Em meio aos carinhos, dormimos. Só acordamos no dia seguinte, bem cedo. Com o sol? Não! Com a barraca balançando muito.
— HAHAHAHAHA, SOMOS OS BICHÕES! – Kaique imitava uma voz grossa.
— VOU COMER VOCÊSSSSS! – Milena também tentava.
Saímos bem rápido da barraca e começamos a correr atrás deles, perseguindo-os. Eu gritava que eles seriam o meu café da manhã. Eu tinha ajuda, e minhas presas estavam gargalhando, então foi um abate bem fácil.
Depois de recolher tudo o que usamos, voltamos de barco para casa, e agora meus pais já estavam por lá e puderam paparicar os netos. Eles estavam empolgados, contando tudo o que vivemos, enquanto Juh e eu nos preparávamos para partir logo após o almoço. Foi um tal de: "Deixa eles ficarem até amanhã, faltar um dia de aula não faz mal" e "Por favor, mãe, só mais um pouquinho"... Olhei para Júlia, na intenção de saber o que ela achava, só que o olhar dela também dizia: "Deixa, amor, não tem problema."
— Tá bom... – falei, e os gatinhos comemoraram.
Nós retornamos sozinhas e, no caminho, percebemos que teríamos uma noite livre.
— Vamos descansar? – sugeri, rindo.
— Ah, sim! Por favor!!!! – Juh concordou.
~ Em outros tempos, a cinta ia cantar... 😭 🤣🤣 Mas, de fato, foi um final de semana puxado.
Chegamos em Salvador e passamos o restinho da tarde dormindo. Despertamos com minha irmã e Victor nos chamando. Eles acharam que não comemoraram decentemente o fato de agora terem um casal de filhos e nos chamaram para sair naquela noite. Lorenzo e Sarah já haviam confirmado, e então Juh e eu topamos, mesmo estando bem cansadas.

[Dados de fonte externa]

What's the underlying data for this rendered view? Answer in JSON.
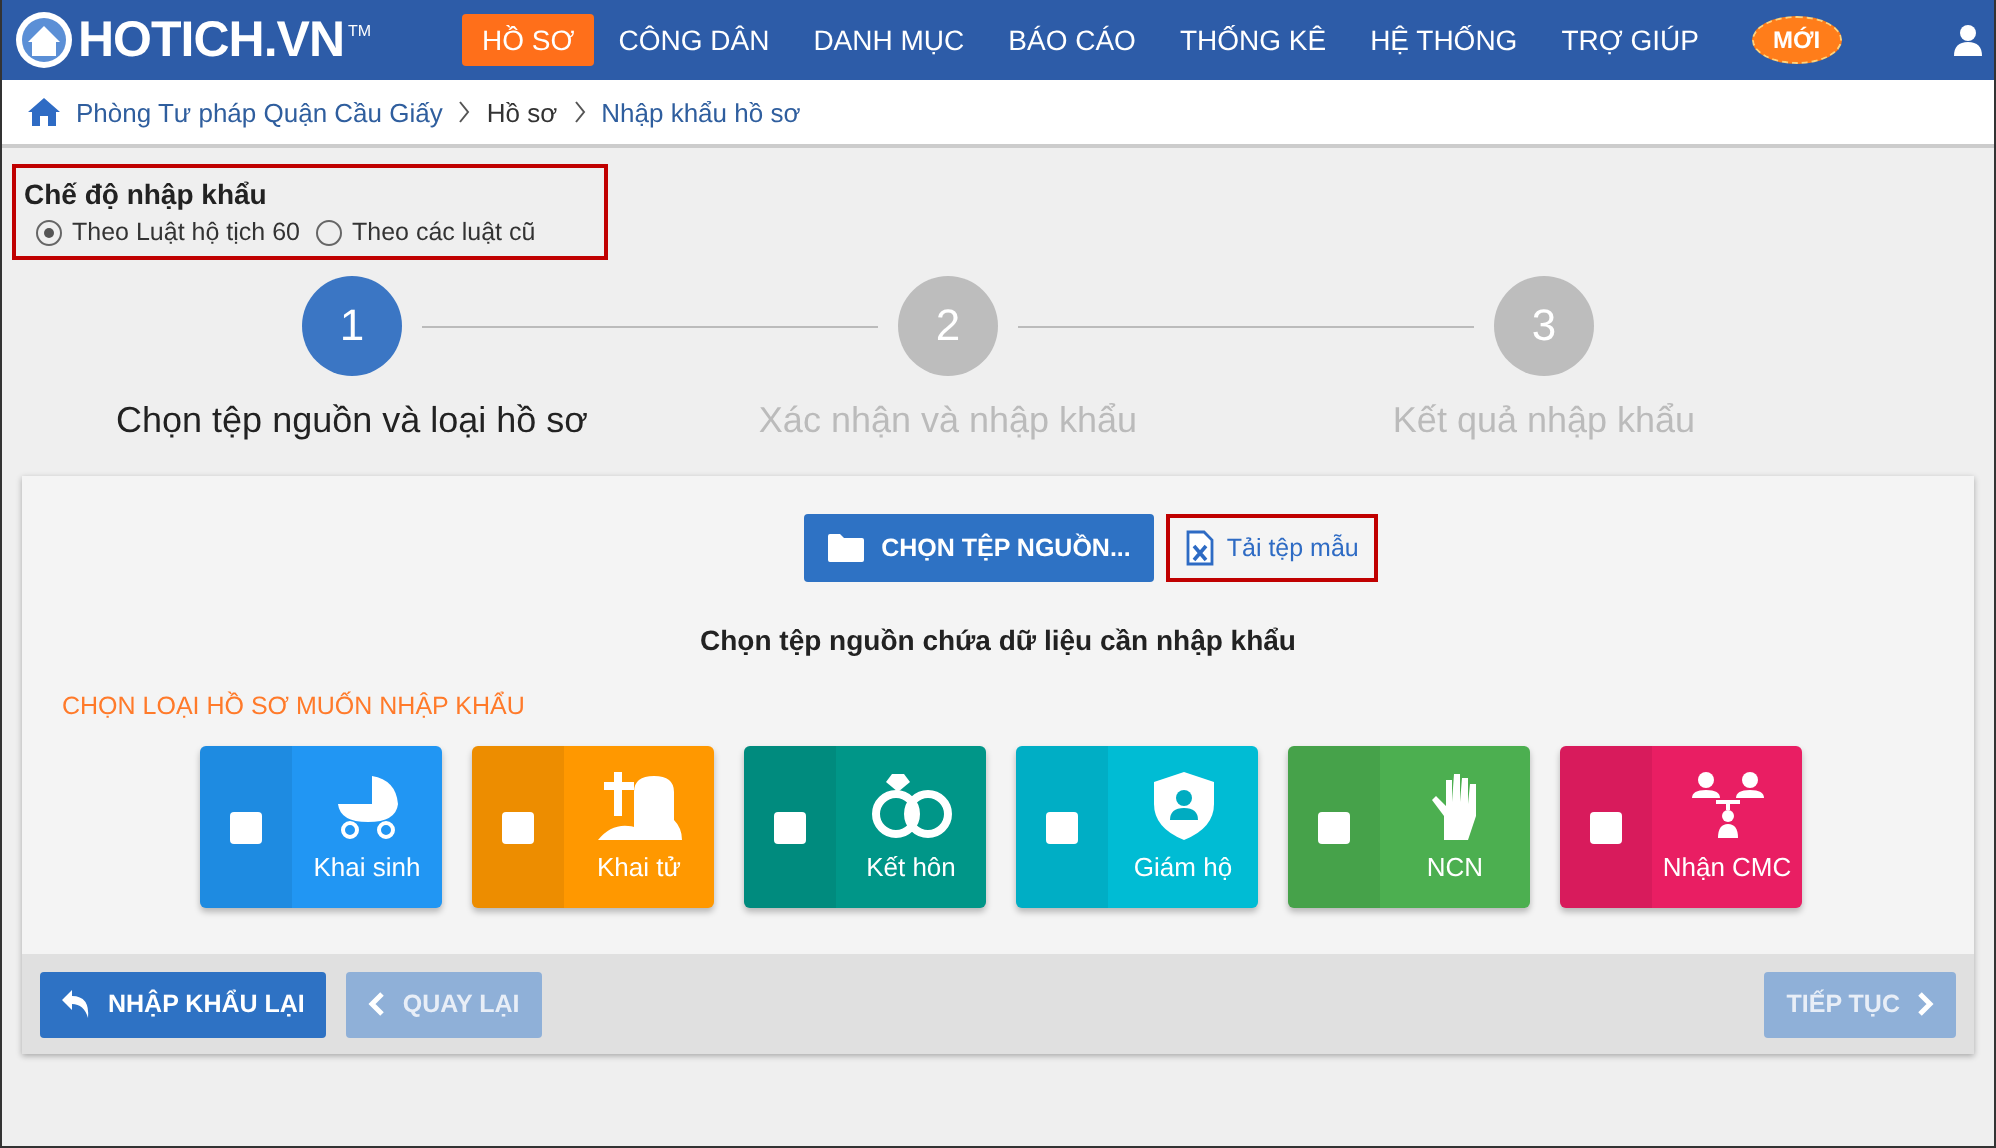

Fomos jantar, e naturalmente o pessoal começou a beber, exceto Loren, Juh... e eu. Todo mundo estranhou. Em situações normais, eu nunca nego um vinho, um chopp. Na verdade, sou a primeira a sugerir o álcool na mesa. Como eles ficaram de certa forma chocados, ninguém me perguntou nada, mas os olhares estavam cheios de questionamentos.
— É, pessoal, tô grávida... – falei, e ouvi os talheres sendo soltos nos pratos. — Ia esperar mais um pouco para contar, mas vocês me descobriram... – completei.

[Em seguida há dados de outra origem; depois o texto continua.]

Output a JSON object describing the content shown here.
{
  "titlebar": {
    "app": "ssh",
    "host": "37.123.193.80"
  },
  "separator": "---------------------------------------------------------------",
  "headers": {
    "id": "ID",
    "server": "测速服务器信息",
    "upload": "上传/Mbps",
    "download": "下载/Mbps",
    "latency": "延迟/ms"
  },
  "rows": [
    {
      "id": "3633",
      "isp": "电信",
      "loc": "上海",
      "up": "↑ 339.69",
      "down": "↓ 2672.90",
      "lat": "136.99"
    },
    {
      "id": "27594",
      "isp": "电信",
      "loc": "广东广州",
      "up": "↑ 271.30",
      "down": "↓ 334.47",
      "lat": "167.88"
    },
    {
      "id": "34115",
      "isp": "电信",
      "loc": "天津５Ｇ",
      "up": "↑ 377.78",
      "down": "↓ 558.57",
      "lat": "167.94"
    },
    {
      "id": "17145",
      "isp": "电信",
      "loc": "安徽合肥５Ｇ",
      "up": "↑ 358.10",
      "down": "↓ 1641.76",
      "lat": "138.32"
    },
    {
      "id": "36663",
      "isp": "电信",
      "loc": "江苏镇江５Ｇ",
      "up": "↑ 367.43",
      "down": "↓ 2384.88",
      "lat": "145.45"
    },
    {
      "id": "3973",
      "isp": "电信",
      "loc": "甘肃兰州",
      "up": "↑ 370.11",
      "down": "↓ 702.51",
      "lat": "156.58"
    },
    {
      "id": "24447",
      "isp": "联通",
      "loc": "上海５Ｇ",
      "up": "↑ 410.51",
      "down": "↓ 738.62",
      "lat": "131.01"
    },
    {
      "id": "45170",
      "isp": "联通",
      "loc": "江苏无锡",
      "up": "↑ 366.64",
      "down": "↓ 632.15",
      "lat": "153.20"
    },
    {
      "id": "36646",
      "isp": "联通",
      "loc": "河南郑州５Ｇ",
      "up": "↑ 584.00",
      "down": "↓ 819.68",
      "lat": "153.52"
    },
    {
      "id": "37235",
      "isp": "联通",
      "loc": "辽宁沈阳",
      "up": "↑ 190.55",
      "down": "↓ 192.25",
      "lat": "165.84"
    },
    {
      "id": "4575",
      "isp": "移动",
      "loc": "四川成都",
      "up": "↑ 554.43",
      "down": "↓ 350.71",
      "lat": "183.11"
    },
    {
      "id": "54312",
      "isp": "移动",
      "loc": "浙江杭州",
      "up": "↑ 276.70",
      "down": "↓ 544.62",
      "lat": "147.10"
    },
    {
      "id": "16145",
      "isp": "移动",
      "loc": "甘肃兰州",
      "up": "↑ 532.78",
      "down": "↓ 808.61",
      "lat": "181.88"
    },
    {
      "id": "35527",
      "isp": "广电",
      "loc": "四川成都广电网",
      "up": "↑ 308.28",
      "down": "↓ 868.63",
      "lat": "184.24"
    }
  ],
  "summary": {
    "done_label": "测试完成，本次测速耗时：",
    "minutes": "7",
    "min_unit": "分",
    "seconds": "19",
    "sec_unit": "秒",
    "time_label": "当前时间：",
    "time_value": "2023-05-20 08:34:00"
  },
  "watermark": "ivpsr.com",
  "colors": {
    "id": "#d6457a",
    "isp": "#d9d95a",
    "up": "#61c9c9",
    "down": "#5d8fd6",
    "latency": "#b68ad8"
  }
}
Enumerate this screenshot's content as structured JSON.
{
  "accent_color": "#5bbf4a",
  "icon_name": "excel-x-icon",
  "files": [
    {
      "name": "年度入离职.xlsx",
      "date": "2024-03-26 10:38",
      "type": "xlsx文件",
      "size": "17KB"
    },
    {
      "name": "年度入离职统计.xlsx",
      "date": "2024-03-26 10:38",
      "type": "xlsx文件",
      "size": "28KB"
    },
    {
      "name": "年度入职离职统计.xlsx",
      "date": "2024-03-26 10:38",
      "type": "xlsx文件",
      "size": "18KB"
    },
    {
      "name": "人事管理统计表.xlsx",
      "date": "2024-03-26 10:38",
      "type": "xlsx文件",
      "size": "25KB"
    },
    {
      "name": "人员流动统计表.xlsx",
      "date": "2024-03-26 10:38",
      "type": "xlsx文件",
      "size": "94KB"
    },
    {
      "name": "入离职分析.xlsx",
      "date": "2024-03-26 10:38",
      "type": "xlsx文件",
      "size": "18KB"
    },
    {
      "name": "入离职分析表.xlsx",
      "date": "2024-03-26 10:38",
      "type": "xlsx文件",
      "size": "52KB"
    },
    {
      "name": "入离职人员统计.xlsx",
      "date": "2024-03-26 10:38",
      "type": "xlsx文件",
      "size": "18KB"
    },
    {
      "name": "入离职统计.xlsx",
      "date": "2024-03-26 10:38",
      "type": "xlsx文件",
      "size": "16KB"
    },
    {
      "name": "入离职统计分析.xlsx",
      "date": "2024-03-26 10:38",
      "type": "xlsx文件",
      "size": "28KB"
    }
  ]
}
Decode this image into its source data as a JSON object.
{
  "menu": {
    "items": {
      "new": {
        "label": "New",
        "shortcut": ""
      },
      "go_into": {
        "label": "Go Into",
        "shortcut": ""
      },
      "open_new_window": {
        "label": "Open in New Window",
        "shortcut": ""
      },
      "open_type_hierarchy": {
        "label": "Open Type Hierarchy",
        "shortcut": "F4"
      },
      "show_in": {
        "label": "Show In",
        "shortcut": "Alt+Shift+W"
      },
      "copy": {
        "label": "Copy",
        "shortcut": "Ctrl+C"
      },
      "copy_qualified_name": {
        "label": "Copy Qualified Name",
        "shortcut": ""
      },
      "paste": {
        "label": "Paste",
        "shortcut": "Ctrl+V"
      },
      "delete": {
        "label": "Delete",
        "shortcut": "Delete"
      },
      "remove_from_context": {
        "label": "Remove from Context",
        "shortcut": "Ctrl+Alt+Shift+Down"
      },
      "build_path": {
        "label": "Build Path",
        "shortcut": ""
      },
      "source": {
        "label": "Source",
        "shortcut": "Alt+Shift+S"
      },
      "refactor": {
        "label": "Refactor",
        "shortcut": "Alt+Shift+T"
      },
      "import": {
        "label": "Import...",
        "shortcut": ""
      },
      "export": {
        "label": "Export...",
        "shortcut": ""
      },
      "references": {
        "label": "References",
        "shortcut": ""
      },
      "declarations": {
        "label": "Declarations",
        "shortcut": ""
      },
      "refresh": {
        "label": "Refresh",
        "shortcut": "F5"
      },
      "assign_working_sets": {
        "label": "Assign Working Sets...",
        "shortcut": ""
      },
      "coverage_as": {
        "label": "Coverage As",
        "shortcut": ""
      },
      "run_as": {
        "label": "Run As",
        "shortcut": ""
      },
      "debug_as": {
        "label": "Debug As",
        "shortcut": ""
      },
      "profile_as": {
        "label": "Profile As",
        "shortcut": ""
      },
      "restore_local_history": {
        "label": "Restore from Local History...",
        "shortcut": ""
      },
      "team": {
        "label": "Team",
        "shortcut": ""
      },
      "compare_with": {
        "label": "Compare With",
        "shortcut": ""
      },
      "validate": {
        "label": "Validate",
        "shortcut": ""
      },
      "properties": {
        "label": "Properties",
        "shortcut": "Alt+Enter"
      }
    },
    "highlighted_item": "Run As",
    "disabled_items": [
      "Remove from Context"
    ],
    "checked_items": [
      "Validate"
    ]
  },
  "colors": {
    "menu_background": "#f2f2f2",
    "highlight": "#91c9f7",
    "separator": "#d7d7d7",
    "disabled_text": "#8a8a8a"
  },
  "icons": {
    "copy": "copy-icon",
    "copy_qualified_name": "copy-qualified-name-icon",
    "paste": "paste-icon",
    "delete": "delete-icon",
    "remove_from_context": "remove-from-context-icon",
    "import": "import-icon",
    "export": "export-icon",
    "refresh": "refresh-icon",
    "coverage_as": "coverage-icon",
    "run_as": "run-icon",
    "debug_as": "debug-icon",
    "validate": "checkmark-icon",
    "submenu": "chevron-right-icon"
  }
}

— Vo-você disse que nunca mais... Ia... Meu Deus, parabéns!!!! – falou Loren, após um bom tempo de silêncio.
E Júlia e eu começamos a rir.
— É brincadeira, é brincadeira... – disse-lhes, e todos foram relaxando.
— Filha da puta! – minha irmã me xingou.
— Parei de beber por um tempo. Quando for o tempo certo, conto para vocês, mas está tudo sob controle... Não se preocupem – menti, e, como eu não minto muito bem quando realmente preciso, não soou tão convincente.
Contudo, Juh desenrolou muito bem, mudando de assunto. Começamos a falar dos bebês e como, futuramente, nossos pais também estariam insistindo para Victor e Loren deixarem os gêmeos com Kaique e Milena na casa deles...
Estávamos tendo um momento feliz e descontraído. Eu não queria estragar aquilo e, também, não estava à vontade para me abrir em um restaurante. Talvez, em um ambiente mais familiar, fosse possível tornar menos difícil.
Foi uma noite muito agradável. Demos boas risadas como não fazíamos há algum tempo. É sempre muito bom estar com eles!